Base class methods are not inherited if the child overrides another method with the same name and different signature

First, I apologize for the vague title of the question. Consider the following example:

class A {
    public:
        virtual void foo() const = 0;
        void foo(int n) const {
            while(n--)
                foo();
        }
};

class B: public A {
    public:
        void foo() const override {
            std::cout << "B::foo()" << std::endl;
        }
};

int main() {
    auto obj = B{};

    obj.foo();

    obj.foo(10);
}

Basically I want to have two versions of the method foo in class A (and any child class). The one without argument has to be defined by the child (hence it it declared as pure). But, the one with an integer does not need to be redefined by every child (as the functionality is the same: call the no-argument version n times.)

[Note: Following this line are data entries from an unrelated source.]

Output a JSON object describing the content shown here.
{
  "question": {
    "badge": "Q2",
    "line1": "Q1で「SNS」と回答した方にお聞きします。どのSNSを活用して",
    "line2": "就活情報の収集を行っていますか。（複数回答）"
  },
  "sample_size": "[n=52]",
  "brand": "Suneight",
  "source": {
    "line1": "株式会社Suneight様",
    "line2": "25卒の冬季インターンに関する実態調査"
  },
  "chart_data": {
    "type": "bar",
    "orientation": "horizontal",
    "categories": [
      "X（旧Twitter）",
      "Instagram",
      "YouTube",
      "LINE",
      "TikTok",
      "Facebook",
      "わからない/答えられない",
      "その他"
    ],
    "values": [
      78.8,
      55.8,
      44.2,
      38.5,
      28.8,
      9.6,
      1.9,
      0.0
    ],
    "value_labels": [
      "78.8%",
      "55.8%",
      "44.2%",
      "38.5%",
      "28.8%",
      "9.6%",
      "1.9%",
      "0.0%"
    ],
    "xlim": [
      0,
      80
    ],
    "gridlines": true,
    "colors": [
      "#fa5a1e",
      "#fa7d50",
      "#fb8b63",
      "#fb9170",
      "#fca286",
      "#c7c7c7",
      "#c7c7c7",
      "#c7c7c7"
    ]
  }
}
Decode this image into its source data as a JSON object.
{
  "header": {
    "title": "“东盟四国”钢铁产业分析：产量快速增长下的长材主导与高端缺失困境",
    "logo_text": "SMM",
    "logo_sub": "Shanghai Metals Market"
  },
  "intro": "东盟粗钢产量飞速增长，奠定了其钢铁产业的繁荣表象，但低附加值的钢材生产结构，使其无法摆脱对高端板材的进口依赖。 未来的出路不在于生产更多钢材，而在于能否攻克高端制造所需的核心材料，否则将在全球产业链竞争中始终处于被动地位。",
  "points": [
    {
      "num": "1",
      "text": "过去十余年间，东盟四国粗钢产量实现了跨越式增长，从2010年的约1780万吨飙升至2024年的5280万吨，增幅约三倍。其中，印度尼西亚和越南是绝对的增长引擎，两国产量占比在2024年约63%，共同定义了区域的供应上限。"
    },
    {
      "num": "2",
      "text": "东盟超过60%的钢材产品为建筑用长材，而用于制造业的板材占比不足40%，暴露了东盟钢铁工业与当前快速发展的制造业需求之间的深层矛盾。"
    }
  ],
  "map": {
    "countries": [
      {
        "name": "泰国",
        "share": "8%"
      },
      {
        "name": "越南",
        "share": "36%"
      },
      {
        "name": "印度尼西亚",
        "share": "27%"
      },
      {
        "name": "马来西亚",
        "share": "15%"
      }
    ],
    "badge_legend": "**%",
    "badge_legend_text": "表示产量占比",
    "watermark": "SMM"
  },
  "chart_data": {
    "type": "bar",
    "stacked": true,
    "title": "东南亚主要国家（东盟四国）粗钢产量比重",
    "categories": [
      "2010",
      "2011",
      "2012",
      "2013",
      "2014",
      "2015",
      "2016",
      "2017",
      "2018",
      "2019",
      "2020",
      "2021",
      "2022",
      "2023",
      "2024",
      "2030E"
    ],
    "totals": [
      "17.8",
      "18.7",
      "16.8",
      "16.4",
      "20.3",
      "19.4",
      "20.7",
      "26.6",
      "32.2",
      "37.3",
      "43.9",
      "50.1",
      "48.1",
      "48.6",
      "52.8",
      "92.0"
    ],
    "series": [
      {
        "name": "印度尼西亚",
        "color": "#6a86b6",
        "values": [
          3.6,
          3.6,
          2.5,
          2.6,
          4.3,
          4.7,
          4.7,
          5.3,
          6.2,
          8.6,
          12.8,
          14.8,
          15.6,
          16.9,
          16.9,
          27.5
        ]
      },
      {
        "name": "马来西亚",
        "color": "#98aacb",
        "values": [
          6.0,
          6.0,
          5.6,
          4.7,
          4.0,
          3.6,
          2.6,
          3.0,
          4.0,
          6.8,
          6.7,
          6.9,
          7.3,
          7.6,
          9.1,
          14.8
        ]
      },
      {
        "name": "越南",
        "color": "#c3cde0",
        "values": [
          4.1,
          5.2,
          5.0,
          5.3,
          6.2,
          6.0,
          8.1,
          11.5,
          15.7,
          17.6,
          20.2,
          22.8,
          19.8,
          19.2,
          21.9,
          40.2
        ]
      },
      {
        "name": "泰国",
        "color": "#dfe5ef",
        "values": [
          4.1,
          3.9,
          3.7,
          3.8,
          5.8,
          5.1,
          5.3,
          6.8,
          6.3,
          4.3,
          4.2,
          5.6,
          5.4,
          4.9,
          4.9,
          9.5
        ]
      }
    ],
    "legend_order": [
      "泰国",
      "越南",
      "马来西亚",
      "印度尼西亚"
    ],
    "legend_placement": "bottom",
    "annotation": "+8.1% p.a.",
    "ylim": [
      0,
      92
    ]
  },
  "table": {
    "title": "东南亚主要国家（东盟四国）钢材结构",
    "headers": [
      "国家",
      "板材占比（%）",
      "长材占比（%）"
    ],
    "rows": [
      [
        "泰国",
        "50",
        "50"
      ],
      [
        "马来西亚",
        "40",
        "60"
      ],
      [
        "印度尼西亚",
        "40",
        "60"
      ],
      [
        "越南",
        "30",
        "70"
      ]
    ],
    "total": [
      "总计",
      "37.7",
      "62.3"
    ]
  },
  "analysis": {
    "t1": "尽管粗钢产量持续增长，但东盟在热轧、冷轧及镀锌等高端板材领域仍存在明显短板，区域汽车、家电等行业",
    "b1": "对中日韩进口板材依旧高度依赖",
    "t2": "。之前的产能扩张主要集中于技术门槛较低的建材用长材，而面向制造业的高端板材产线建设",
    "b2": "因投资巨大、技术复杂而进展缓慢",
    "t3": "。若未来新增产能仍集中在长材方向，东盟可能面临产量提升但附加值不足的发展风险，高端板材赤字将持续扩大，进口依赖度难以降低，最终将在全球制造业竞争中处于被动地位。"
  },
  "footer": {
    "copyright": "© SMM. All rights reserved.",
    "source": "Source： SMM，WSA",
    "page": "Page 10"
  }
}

However the above code does not compile, giving the following error:

g++ -D_GLIBCXX_DEBUG -std=c++11    example.cpp   -o example
example.cpp: In function ‘int main()’:
example.cpp:31:15: error: no matching function for call to ‘B::foo(int)’
   31 |     obj.foo(10);
      |               ^
example.cpp:21:14: note: candidate: ‘virtual void B::foo() const’
   21 |         void foo() const override {
      |              ^~~
example.cpp:21:14: note:   candidate expects 0 arguments, 1 provided

Why this happens? What is wrong in my reasoning? For example if I rename the method with signature int foo(int) to something like int foo2(int)' and then callfoo2` from the child everything works fine.